On remarque sur une photographie prise en 1938 lors d'un festival de musique, plusieurs affiches publicitaires : "Vêtements, Grand Bon Marché, Tours Angers Orléans", "Byrrh, recommandé aux familles" et "Comme lui faites votre plein de Vouvray et remportez un bon Souvenir à la maison" !!
Le maréchal ferrant, à droite de la salle des loisirs (famille Cormier) :
Sur une carte postale de 1945, la toiture du bar a été remplacée par de la tôle,
et sur une photographie des années 1950 on voit que la porte de la grange a été modifiée pour sa transformation en salle de restaurant.
Lors des travaux de réfection du sol de la Salle des Loisirs en juillet 2011,
 un bassin a été mis à jour après l'enlèvement du plancher.

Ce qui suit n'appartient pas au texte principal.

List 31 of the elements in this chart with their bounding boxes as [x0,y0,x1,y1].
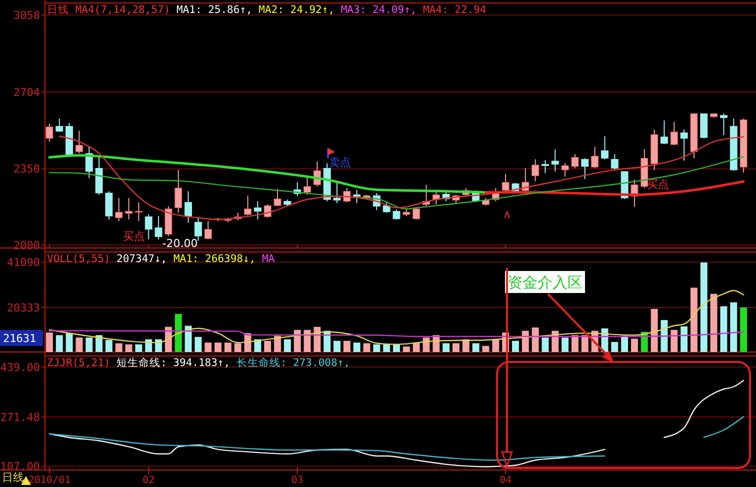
y-tick-label: 271.48 [0,410,40,424]
annotation: 卖点 [329,156,351,169]
annotation: MA2: 24.92↑, [252,4,335,16]
annotation: 长生命线: 273.008↑, [230,356,350,369]
y-tick-label: 439.00 [0,360,40,374]
x-tick-label: 2010/01 [28,475,71,486]
annotation: 207347↓, [110,253,168,265]
annotation: 短生命线: 394.183↑, [110,356,230,369]
chart-title: ZJJR(5,21) [47,357,110,369]
chart-title: 日线 MA4(7,14,28,57) [47,3,170,16]
x-tick-label: 03 [291,475,304,486]
annotation: MA [256,253,276,265]
annotation: MA4: 22.94 [416,4,486,16]
annotation: MA1: 266398↓, [167,253,256,265]
y-tick-label: 41090 [6,256,40,269]
y-tick-label: 20333 [6,301,40,314]
text: 日线 [2,471,24,484]
y-tick-label: 2704 [14,86,40,99]
annotation: ∧ [502,208,512,221]
y-tick-label: 107.00 [0,460,40,473]
y-tick-label: 3058 [14,8,40,22]
annotation: MA1: 25.86↑, [170,4,252,16]
text: 21631 [3,332,36,345]
x-tick-label: 04 [500,475,512,486]
annotation: -20.00 [162,236,198,250]
x-tick-label: 02 [142,475,155,486]
chart-title: VOLL(5,55) [47,253,110,265]
y-tick-label: 2350 [14,162,40,176]
annotation: 买点 [647,178,669,191]
annotation: 买点 [123,230,145,243]
annotation: MA3: 24.09↑, [334,4,417,16]
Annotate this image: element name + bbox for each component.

D'après un témoignage il y avait un bassin d'agrément à cet endroit avant la guerre. Il était haut d'environ un mètre, et possédait en son centre un banc en béton. Il doit dater des années 1930, comme nous l'avons vu plus haut.
La Salle des Fêtes est aménagée en 1961.
Le bassin d'agrément qui s'y trouvait est juste recouvert par du parquet.
Sources : diverses, BIM de septembre 2011, archives d'Indre et Loire (E dépôt 194 M1 - E dépôt 194 M3), observation, déductions.